Look this isn’t at all a defense of slop code, but it has me thinking — how much does code quality matter, and why?

It’s maintenance, right? We care about readability because we know we’ll have to make changes, fix bugs, etc.

But so … imagine a codebase that’s magically bug-free and feature-complete. (I’m aware this is a strawman - that’s the point, it’s a thought experiment.) Does it matter if this codebase is well-written? I’m not sure it does! (1/5)

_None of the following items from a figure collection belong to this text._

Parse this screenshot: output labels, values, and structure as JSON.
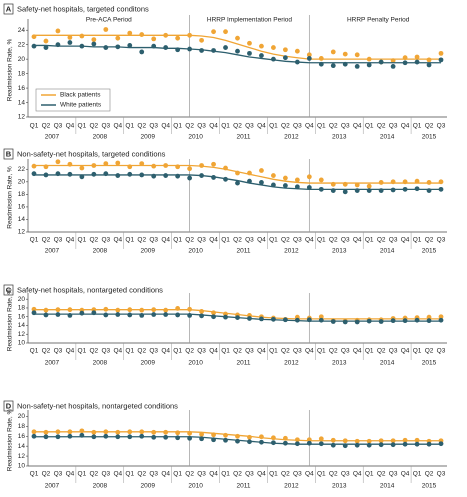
{
  "chart_data": [
    {
      "type": "scatter",
      "panel_label": "A",
      "title": "Safety-net hospitals, targeted conditons",
      "y_label": "Readmission Rate, %",
      "periods": [
        "Pre-ACA Period",
        "HRRP Implementation Period",
        "HRRP Penalty Period"
      ],
      "legend_position": "lower left",
      "categories": [
        "Q1",
        "Q2",
        "Q3",
        "Q4",
        "Q1",
        "Q2",
        "Q3",
        "Q4",
        "Q1",
        "Q2",
        "Q3",
        "Q4",
        "Q1",
        "Q2",
        "Q3",
        "Q4",
        "Q1",
        "Q2",
        "Q3",
        "Q4",
        "Q1",
        "Q2",
        "Q3",
        "Q4",
        "Q1",
        "Q2",
        "Q3",
        "Q4",
        "Q1",
        "Q2",
        "Q3",
        "Q4",
        "Q1",
        "Q2",
        "Q3"
      ],
      "years": [
        "2007",
        "2008",
        "2009",
        "2010",
        "2011",
        "2012",
        "2013",
        "2014",
        "2015"
      ],
      "ylim": [
        12,
        25
      ],
      "yticks": [
        12,
        14,
        16,
        18,
        20,
        22,
        24
      ],
      "grid": false,
      "series": [
        {
          "name": "Black patients",
          "color": "#f0a535",
          "values": [
            23.1,
            22.5,
            23.9,
            23.0,
            23.2,
            22.7,
            24.1,
            22.9,
            23.6,
            23.4,
            22.8,
            23.3,
            22.9,
            23.3,
            22.6,
            23.8,
            23.8,
            22.9,
            22.2,
            21.8,
            21.6,
            21.3,
            21.1,
            20.6,
            20.1,
            21.0,
            20.7,
            20.6,
            20.0,
            19.6,
            19.8,
            20.2,
            20.3,
            19.9,
            20.8
          ],
          "trend": [
            23.3,
            23.3,
            23.3,
            23.3,
            23.3,
            23.3,
            23.3,
            23.3,
            23.3,
            23.3,
            23.3,
            23.3,
            23.3,
            23.3,
            23.2,
            23.0,
            22.6,
            22.1,
            21.6,
            21.1,
            20.7,
            20.4,
            20.2,
            20.0,
            20.0,
            20.0,
            20.0,
            20.0,
            20.0,
            20.0,
            20.0,
            20.0,
            20.0,
            20.0,
            20.0
          ]
        },
        {
          "name": "White patients",
          "color": "#2d5f6e",
          "values": [
            21.8,
            21.6,
            22.0,
            22.3,
            21.8,
            22.1,
            21.6,
            21.7,
            21.9,
            21.0,
            21.8,
            21.6,
            21.3,
            21.4,
            21.2,
            21.2,
            21.6,
            21.1,
            20.8,
            20.5,
            20.0,
            20.2,
            19.6,
            20.1,
            19.3,
            19.1,
            19.3,
            19.0,
            19.2,
            19.6,
            19.0,
            19.5,
            19.6,
            19.2,
            19.9
          ],
          "trend": [
            21.9,
            21.9,
            21.8,
            21.8,
            21.8,
            21.7,
            21.7,
            21.7,
            21.6,
            21.6,
            21.6,
            21.5,
            21.5,
            21.4,
            21.3,
            21.1,
            20.9,
            20.6,
            20.3,
            20.1,
            19.9,
            19.7,
            19.6,
            19.5,
            19.5,
            19.5,
            19.5,
            19.5,
            19.5,
            19.5,
            19.5,
            19.5,
            19.5,
            19.5,
            19.5
          ]
        }
      ]
    },
    {
      "type": "scatter",
      "panel_label": "B",
      "title": "Non-safety-net hospitals, targeted conditions",
      "y_label": "Readmission Rate, %",
      "categories": [
        "Q1",
        "Q2",
        "Q3",
        "Q4",
        "Q1",
        "Q2",
        "Q3",
        "Q4",
        "Q1",
        "Q2",
        "Q3",
        "Q4",
        "Q1",
        "Q2",
        "Q3",
        "Q4",
        "Q1",
        "Q2",
        "Q3",
        "Q4",
        "Q1",
        "Q2",
        "Q3",
        "Q4",
        "Q1",
        "Q2",
        "Q3",
        "Q4",
        "Q1",
        "Q2",
        "Q3",
        "Q4",
        "Q1",
        "Q2",
        "Q3"
      ],
      "years": [
        "2007",
        "2008",
        "2009",
        "2010",
        "2011",
        "2012",
        "2013",
        "2014",
        "2015"
      ],
      "ylim": [
        12,
        23
      ],
      "yticks": [
        12,
        14,
        16,
        18,
        20,
        22
      ],
      "grid": false,
      "series": [
        {
          "name": "Black patients",
          "color": "#f0a535",
          "values": [
            22.5,
            22.4,
            23.2,
            22.8,
            22.2,
            22.6,
            22.9,
            23.0,
            22.4,
            22.9,
            22.5,
            22.6,
            22.4,
            22.1,
            22.6,
            22.8,
            22.2,
            21.4,
            21.4,
            21.8,
            21.0,
            20.6,
            20.3,
            20.8,
            20.3,
            19.6,
            19.6,
            19.5,
            19.3,
            19.9,
            20.0,
            20.0,
            20.1,
            19.9,
            20.0
          ],
          "trend": [
            22.6,
            22.6,
            22.6,
            22.6,
            22.6,
            22.6,
            22.6,
            22.6,
            22.6,
            22.6,
            22.6,
            22.6,
            22.6,
            22.6,
            22.5,
            22.3,
            22.0,
            21.6,
            21.2,
            20.8,
            20.4,
            20.1,
            19.9,
            19.8,
            19.8,
            19.8,
            19.8,
            19.8,
            19.8,
            19.8,
            19.8,
            19.8,
            19.8,
            19.8,
            19.8
          ]
        },
        {
          "name": "White patients",
          "color": "#2d5f6e",
          "values": [
            21.3,
            21.1,
            21.3,
            21.2,
            20.8,
            21.2,
            21.3,
            21.0,
            21.2,
            21.1,
            20.9,
            21.0,
            20.9,
            20.6,
            21.0,
            20.7,
            20.4,
            19.8,
            20.1,
            19.9,
            19.5,
            19.4,
            19.2,
            19.1,
            18.8,
            18.6,
            18.4,
            18.6,
            18.6,
            18.6,
            18.7,
            18.8,
            18.9,
            18.6,
            18.8
          ],
          "trend": [
            21.1,
            21.1,
            21.1,
            21.1,
            21.1,
            21.1,
            21.1,
            21.1,
            21.1,
            21.1,
            21.1,
            21.1,
            21.1,
            21.1,
            21.0,
            20.8,
            20.5,
            20.2,
            19.8,
            19.5,
            19.2,
            19.0,
            18.9,
            18.8,
            18.8,
            18.8,
            18.8,
            18.8,
            18.8,
            18.8,
            18.8,
            18.8,
            18.8,
            18.8,
            18.8
          ]
        }
      ]
    },
    {
      "type": "scatter",
      "panel_label": "C",
      "title": "Safety-net hospitals, nontargeted conditions",
      "y_label": "Readmission Rate, %",
      "categories": [
        "Q1",
        "Q2",
        "Q3",
        "Q4",
        "Q1",
        "Q2",
        "Q3",
        "Q4",
        "Q1",
        "Q2",
        "Q3",
        "Q4",
        "Q1",
        "Q2",
        "Q3",
        "Q4",
        "Q1",
        "Q2",
        "Q3",
        "Q4",
        "Q1",
        "Q2",
        "Q3",
        "Q4",
        "Q1",
        "Q2",
        "Q3",
        "Q4",
        "Q1",
        "Q2",
        "Q3",
        "Q4",
        "Q1",
        "Q2",
        "Q3"
      ],
      "years": [
        "2007",
        "2008",
        "2009",
        "2010",
        "2011",
        "2012",
        "2013",
        "2014",
        "2015"
      ],
      "ylim": [
        10,
        20.5
      ],
      "yticks": [
        10,
        12,
        14,
        16,
        18,
        20
      ],
      "grid": false,
      "series": [
        {
          "name": "Black patients",
          "color": "#f0a535",
          "values": [
            17.7,
            17.5,
            17.6,
            17.6,
            17.5,
            17.6,
            17.7,
            17.5,
            17.6,
            17.5,
            17.6,
            17.5,
            17.9,
            17.7,
            17.2,
            16.9,
            16.6,
            16.4,
            16.3,
            16.0,
            15.7,
            15.4,
            15.9,
            15.7,
            16.0,
            15.1,
            15.0,
            15.2,
            15.3,
            15.3,
            15.6,
            15.7,
            15.8,
            15.9,
            16.0
          ],
          "trend": [
            17.6,
            17.6,
            17.6,
            17.6,
            17.6,
            17.6,
            17.6,
            17.6,
            17.6,
            17.6,
            17.6,
            17.6,
            17.6,
            17.6,
            17.4,
            17.1,
            16.8,
            16.5,
            16.2,
            15.9,
            15.7,
            15.6,
            15.5,
            15.5,
            15.5,
            15.5,
            15.5,
            15.5,
            15.5,
            15.5,
            15.5,
            15.5,
            15.5,
            15.5,
            15.5
          ]
        },
        {
          "name": "White patients",
          "color": "#2d5f6e",
          "values": [
            16.9,
            16.4,
            16.5,
            16.3,
            16.8,
            16.9,
            16.4,
            16.5,
            16.4,
            16.3,
            16.5,
            16.5,
            16.4,
            16.3,
            16.2,
            16.0,
            15.9,
            15.8,
            15.6,
            15.5,
            15.4,
            15.3,
            15.2,
            15.3,
            15.2,
            14.9,
            14.8,
            14.8,
            15.0,
            14.9,
            15.1,
            15.1,
            15.2,
            15.1,
            15.2
          ],
          "trend": [
            16.6,
            16.6,
            16.6,
            16.6,
            16.6,
            16.6,
            16.6,
            16.6,
            16.6,
            16.6,
            16.6,
            16.6,
            16.6,
            16.6,
            16.4,
            16.2,
            16.0,
            15.8,
            15.6,
            15.4,
            15.3,
            15.2,
            15.1,
            15.0,
            15.0,
            15.0,
            15.0,
            15.0,
            15.0,
            15.0,
            15.0,
            15.0,
            15.0,
            15.0,
            15.0
          ]
        }
      ]
    },
    {
      "type": "scatter",
      "panel_label": "D",
      "title": "Non-safety-net hospitals, nontargeted conditions",
      "y_label": "Readmission Rate, %",
      "categories": [
        "Q1",
        "Q2",
        "Q3",
        "Q4",
        "Q1",
        "Q2",
        "Q3",
        "Q4",
        "Q1",
        "Q2",
        "Q3",
        "Q4",
        "Q1",
        "Q2",
        "Q3",
        "Q4",
        "Q1",
        "Q2",
        "Q3",
        "Q4",
        "Q1",
        "Q2",
        "Q3",
        "Q4",
        "Q1",
        "Q2",
        "Q3",
        "Q4",
        "Q1",
        "Q2",
        "Q3",
        "Q4",
        "Q1",
        "Q2",
        "Q3"
      ],
      "years": [
        "2007",
        "2008",
        "2009",
        "2010",
        "2011",
        "2012",
        "2013",
        "2014",
        "2015"
      ],
      "ylim": [
        10,
        20.5
      ],
      "yticks": [
        10,
        12,
        14,
        16,
        18,
        20
      ],
      "grid": false,
      "series": [
        {
          "name": "Black patients",
          "color": "#f0a535",
          "values": [
            16.9,
            16.8,
            16.9,
            16.9,
            17.1,
            16.8,
            16.9,
            16.8,
            16.9,
            16.9,
            16.8,
            16.8,
            16.7,
            16.6,
            16.4,
            16.3,
            16.2,
            16.0,
            15.8,
            15.9,
            15.7,
            15.6,
            15.3,
            15.3,
            15.5,
            15.2,
            15.1,
            15.0,
            15.0,
            15.1,
            15.1,
            15.2,
            15.2,
            15.0,
            15.1
          ],
          "trend": [
            16.9,
            16.9,
            16.9,
            16.9,
            16.9,
            16.9,
            16.9,
            16.9,
            16.9,
            16.9,
            16.9,
            16.9,
            16.9,
            16.9,
            16.8,
            16.6,
            16.4,
            16.2,
            16.0,
            15.7,
            15.5,
            15.3,
            15.2,
            15.1,
            15.1,
            15.1,
            15.1,
            15.1,
            15.1,
            15.1,
            15.1,
            15.1,
            15.1,
            15.1,
            15.1
          ]
        },
        {
          "name": "White patients",
          "color": "#2d5f6e",
          "values": [
            16.0,
            15.9,
            15.9,
            16.0,
            16.2,
            15.9,
            16.0,
            15.9,
            15.9,
            16.0,
            15.8,
            15.8,
            15.7,
            15.6,
            15.5,
            15.3,
            15.2,
            15.0,
            14.9,
            14.8,
            14.7,
            14.6,
            14.5,
            14.6,
            14.5,
            14.2,
            14.1,
            14.2,
            14.2,
            14.3,
            14.3,
            14.4,
            14.4,
            14.4,
            14.5
          ],
          "trend": [
            15.9,
            15.9,
            15.9,
            15.9,
            15.9,
            15.9,
            15.9,
            15.9,
            15.9,
            15.9,
            15.9,
            15.9,
            15.9,
            15.9,
            15.8,
            15.6,
            15.4,
            15.2,
            15.0,
            14.8,
            14.6,
            14.5,
            14.4,
            14.4,
            14.4,
            14.4,
            14.4,
            14.4,
            14.4,
            14.4,
            14.4,
            14.4,
            14.4,
            14.4,
            14.4
          ]
        }
      ]
    }
  ]
}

Code quality has always been ONE factor; it’s never been always the most important. Eg we often accept complex internals as the price for a clean external API; and we all write sloppy code for one-offs, prototypes, etc. So part of me accepts the “code quality doesn’t matter” argument. I can see a vision of agentic engineering with systems that prove correctness; if an agent produces code that is provably correct, maybe the quality really doesn’t matter! (2/5)
I’m far from convinced that this is actually possible. It’s certainly not now — and I’m not talking about models. Testing and verification tools are nowhere near where they’d need to be, regardless of model quality. Today, code quality DOES still matter; even the best-case version of agentic engineering can’t produce code that’ll never require maintenance. But I can see a possible future where code quality might not matter, or will matter a lot less, and that’s FASCINATING. (3/5)

@jacob A thought when reading this: even if it were possible to make something perfect (serving your straw man) by today's version of perfect, we know that definition will change over time (e.g. https everywhere today, but not before Firesheep).

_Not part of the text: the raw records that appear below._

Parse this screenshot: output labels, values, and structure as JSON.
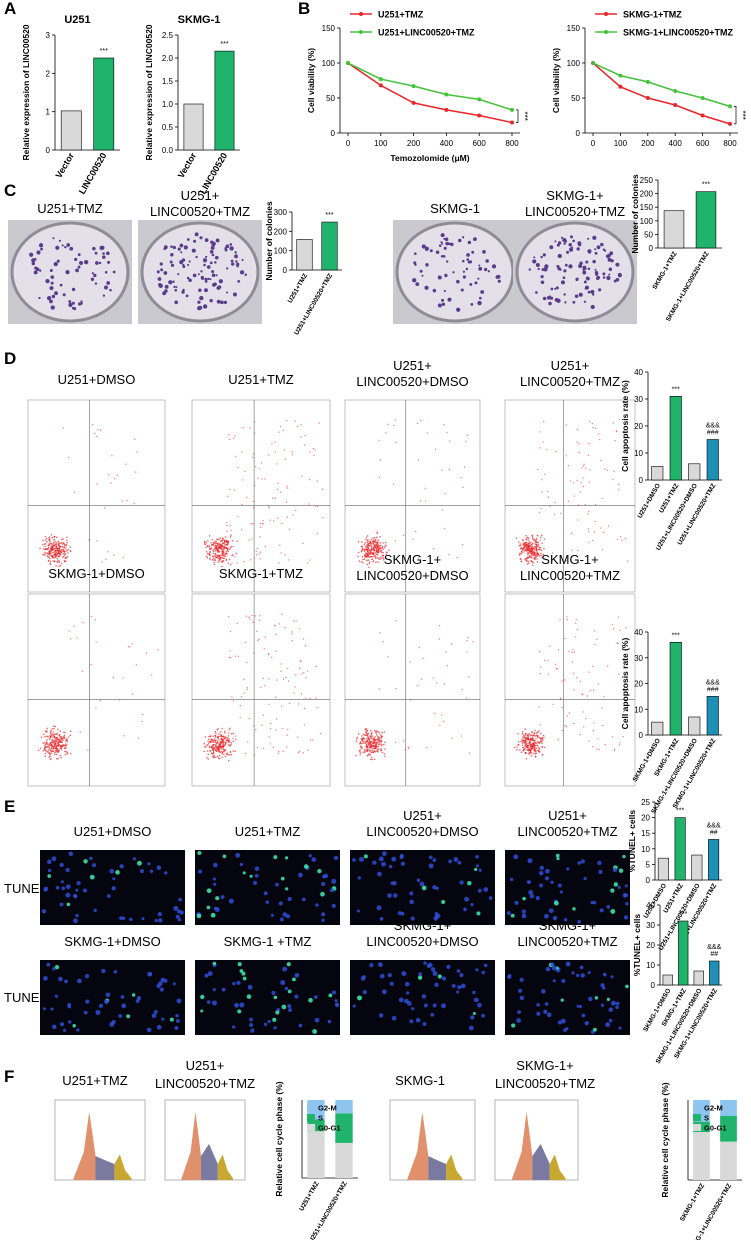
{
  "figure": {
    "panel_labels": [
      "A",
      "B",
      "C",
      "D",
      "E",
      "F"
    ],
    "c_captions": [
      [
        "U251+TMZ"
      ],
      [
        "U251+",
        "LINC00520+TMZ"
      ],
      [
        "SKMG-1"
      ],
      [
        "SKMG-1+",
        "LINC00520+TMZ"
      ]
    ],
    "d_captions": [
      [
        "U251+DMSO"
      ],
      [
        "U251+TMZ"
      ],
      [
        "U251+",
        "LINC00520+DMSO"
      ],
      [
        "U251+",
        "LINC00520+TMZ"
      ],
      [
        "SKMG-1+DMSO"
      ],
      [
        "SKMG-1+TMZ"
      ],
      [
        "SKMG-1+",
        "LINC00520+DMSO"
      ],
      [
        "SKMG-1+",
        "LINC00520+TMZ"
      ]
    ],
    "e_captions": [
      [
        "U251+DMSO"
      ],
      [
        "U251+TMZ"
      ],
      [
        "U251+",
        "LINC00520+DMSO"
      ],
      [
        "U251+",
        "LINC00520+TMZ"
      ],
      [
        "SKMG-1+DMSO"
      ],
      [
        "SKMG-1  +TMZ"
      ],
      [
        "SKMG-1+",
        "LINC00520+DMSO"
      ],
      [
        "SKMG-1+",
        "LINC00520+TMZ"
      ]
    ],
    "e_row_labels": [
      "TUNEL",
      "TUNEL"
    ],
    "f_captions": [
      [
        "U251+TMZ"
      ],
      [
        "U251+",
        "LINC00520+TMZ"
      ],
      [
        "SKMG-1"
      ],
      [
        "SKMG-1+",
        "LINC00520+TMZ"
      ]
    ]
  },
  "chart_data": [
    {
      "type": "bar",
      "title": "U251",
      "ylabel": "Relative expression of LINC00520",
      "categories": [
        "Vector",
        "LINC00520"
      ],
      "values": [
        1.02,
        2.4
      ],
      "colors": [
        "#d9d9d9",
        "#1fb36c"
      ],
      "annotations": [
        null,
        [
          "***"
        ]
      ],
      "ylim": [
        0,
        3
      ],
      "yticks": [
        0,
        1,
        2,
        3
      ]
    },
    {
      "type": "bar",
      "title": "SKMG-1",
      "ylabel": "Relative expression of LINC00520",
      "categories": [
        "Vector",
        "LINC00520"
      ],
      "values": [
        1.0,
        2.15
      ],
      "colors": [
        "#d9d9d9",
        "#1fb36c"
      ],
      "annotations": [
        null,
        [
          "***"
        ]
      ],
      "ylim": [
        0,
        2.5
      ],
      "yticks": [
        {
          "value": 0,
          "label": "0.0"
        },
        0.5,
        {
          "value": 1,
          "label": "1.0"
        },
        1.5,
        {
          "value": 2,
          "label": "2.0"
        },
        2.5
      ]
    },
    {
      "type": "line",
      "ylabel": "Cell viability (%)",
      "xlabel": "Temozolomide (μM)",
      "categories": [
        "0",
        "100",
        "200",
        "400",
        "600",
        "800"
      ],
      "series": [
        {
          "name": "U251+TMZ",
          "color": "#e8262a",
          "values": [
            100,
            68,
            43,
            33,
            25,
            15
          ]
        },
        {
          "name": "U251+LINC00520+TMZ",
          "color": "#44c23a",
          "values": [
            100,
            77,
            67,
            55,
            48,
            33
          ]
        }
      ],
      "annotation": "***",
      "ylim": [
        0,
        150
      ],
      "yticks": [
        0,
        50,
        100,
        150
      ]
    },
    {
      "type": "line",
      "ylabel": "Cell viability (%)",
      "categories": [
        "0",
        "100",
        "200",
        "400",
        "600",
        "800"
      ],
      "series": [
        {
          "name": "SKMG-1+TMZ",
          "color": "#e8262a",
          "values": [
            100,
            66,
            50,
            40,
            25,
            13
          ]
        },
        {
          "name": "SKMG-1+LINC00520+TMZ",
          "color": "#44c23a",
          "values": [
            100,
            82,
            73,
            60,
            50,
            38
          ]
        }
      ],
      "annotation": "***",
      "ylim": [
        0,
        150
      ],
      "yticks": [
        0,
        50,
        100,
        150
      ]
    },
    {
      "type": "bar",
      "ylabel": "Number of colonies",
      "categories": [
        "U251+TMZ",
        "U251+LINC00520+TMZ"
      ],
      "values": [
        158,
        248
      ],
      "colors": [
        "#d9d9d9",
        "#1fb36c"
      ],
      "annotations": [
        null,
        [
          "***"
        ]
      ],
      "ylim": [
        0,
        300
      ],
      "yticks": [
        0,
        100,
        200,
        300
      ]
    },
    {
      "type": "bar",
      "ylabel": "Number of colonies",
      "categories": [
        "SKMG-1+TMZ",
        "SKMG-1+LINC00520+TMZ"
      ],
      "values": [
        137,
        207
      ],
      "colors": [
        "#d9d9d9",
        "#1fb36c"
      ],
      "annotations": [
        null,
        [
          "***"
        ]
      ],
      "ylim": [
        0,
        250
      ],
      "yticks": [
        0,
        50,
        100,
        150,
        200,
        250
      ]
    },
    {
      "type": "bar",
      "ylabel": "Cell apoptosis rate (%)",
      "categories": [
        "U251+DMSO",
        "U251+TMZ",
        "U251+LINC00520+DMSO",
        "U251+LINC00520+TMZ"
      ],
      "values": [
        5,
        31,
        6,
        15
      ],
      "colors": [
        "#d9d9d9",
        "#1fb36c",
        "#d9d9d9",
        "#1e8fb5"
      ],
      "annotations": [
        null,
        [
          "***"
        ],
        null,
        [
          "###",
          "&&&"
        ]
      ],
      "ylim": [
        0,
        40
      ],
      "yticks": [
        0,
        10,
        20,
        30,
        40
      ]
    },
    {
      "type": "bar",
      "ylabel": "Cell apoptosis rate (%)",
      "categories": [
        "SKMG-1+DMSO",
        "SKMG-1+TMZ",
        "SKMG-1+LINC00520+DMSO",
        "SKMG-1+LINC00520+TMZ"
      ],
      "values": [
        5,
        36,
        7,
        15
      ],
      "colors": [
        "#d9d9d9",
        "#1fb36c",
        "#d9d9d9",
        "#1e8fb5"
      ],
      "annotations": [
        null,
        [
          "***"
        ],
        null,
        [
          "###",
          "&&&"
        ]
      ],
      "ylim": [
        0,
        40
      ],
      "yticks": [
        0,
        10,
        20,
        30,
        40
      ]
    },
    {
      "type": "bar",
      "ylabel": "%TUNEL+ cells",
      "categories": [
        "U251+DMSO",
        "U251+TMZ",
        "U251+LINC00520+DMSO",
        "U251+LINC00520+TMZ"
      ],
      "values": [
        7,
        20,
        8,
        13
      ],
      "colors": [
        "#d9d9d9",
        "#1fb36c",
        "#d9d9d9",
        "#1e8fb5"
      ],
      "annotations": [
        null,
        [
          "***"
        ],
        null,
        [
          "##",
          "&&&"
        ]
      ],
      "ylim": [
        0,
        25
      ],
      "yticks": [
        0,
        5,
        10,
        15,
        20,
        25
      ]
    },
    {
      "type": "bar",
      "ylabel": "%TUNEL+ cells",
      "categories": [
        "SKMG-1+DMSO",
        "SKMG-1+TMZ",
        "SKMG-1+LINC00520+DMSO",
        "SKMG-1+LINC00520+TMZ"
      ],
      "values": [
        5,
        32,
        7,
        12
      ],
      "colors": [
        "#d9d9d9",
        "#1fb36c",
        "#d9d9d9",
        "#1e8fb5"
      ],
      "annotations": [
        null,
        [
          "***"
        ],
        null,
        [
          "##",
          "&&&"
        ]
      ],
      "ylim": [
        0,
        40
      ],
      "yticks": [
        0,
        10,
        20,
        30,
        40
      ]
    },
    {
      "type": "stacked",
      "ylabel": "Relative cell cycle phase (%)",
      "categories": [
        "U251+TMZ",
        "U251+LINC00520+TMZ"
      ],
      "series": [
        {
          "name": "G0-G1",
          "color": "#d9d9d9",
          "values": [
            60,
            45
          ]
        },
        {
          "name": "S",
          "color": "#1fb36c",
          "values": [
            15,
            38
          ]
        },
        {
          "name": "G2-M",
          "color": "#8ec5f0",
          "values": [
            25,
            17
          ]
        }
      ],
      "ylim": [
        0,
        100
      ]
    },
    {
      "type": "stacked",
      "ylabel": "Relative cell cycle phase (%)",
      "categories": [
        "SKMG-1+TMZ",
        "SKMG-1+LINC00520+TMZ"
      ],
      "series": [
        {
          "name": "G0-G1",
          "color": "#d9d9d9",
          "values": [
            60,
            48
          ]
        },
        {
          "name": "S",
          "color": "#1fb36c",
          "values": [
            13,
            32
          ]
        },
        {
          "name": "G2-M",
          "color": "#8ec5f0",
          "values": [
            27,
            20
          ]
        }
      ],
      "ylim": [
        0,
        100
      ]
    }
  ]
}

I think there are some parallels here to “I'm not doing anything wrong, so privacy doesn't matter to me.” The definition of “not doing anything wrong" has changed.

Also difficult maintenance via LLM will get *expensive* when it's unsubsidized.

@sean Ahh yes! “Done” and “correct” are slippery, I was thinking that, but the idea of their definition changing over time totally matches my experience and is a pretty great way of bringing the strawman back to earth.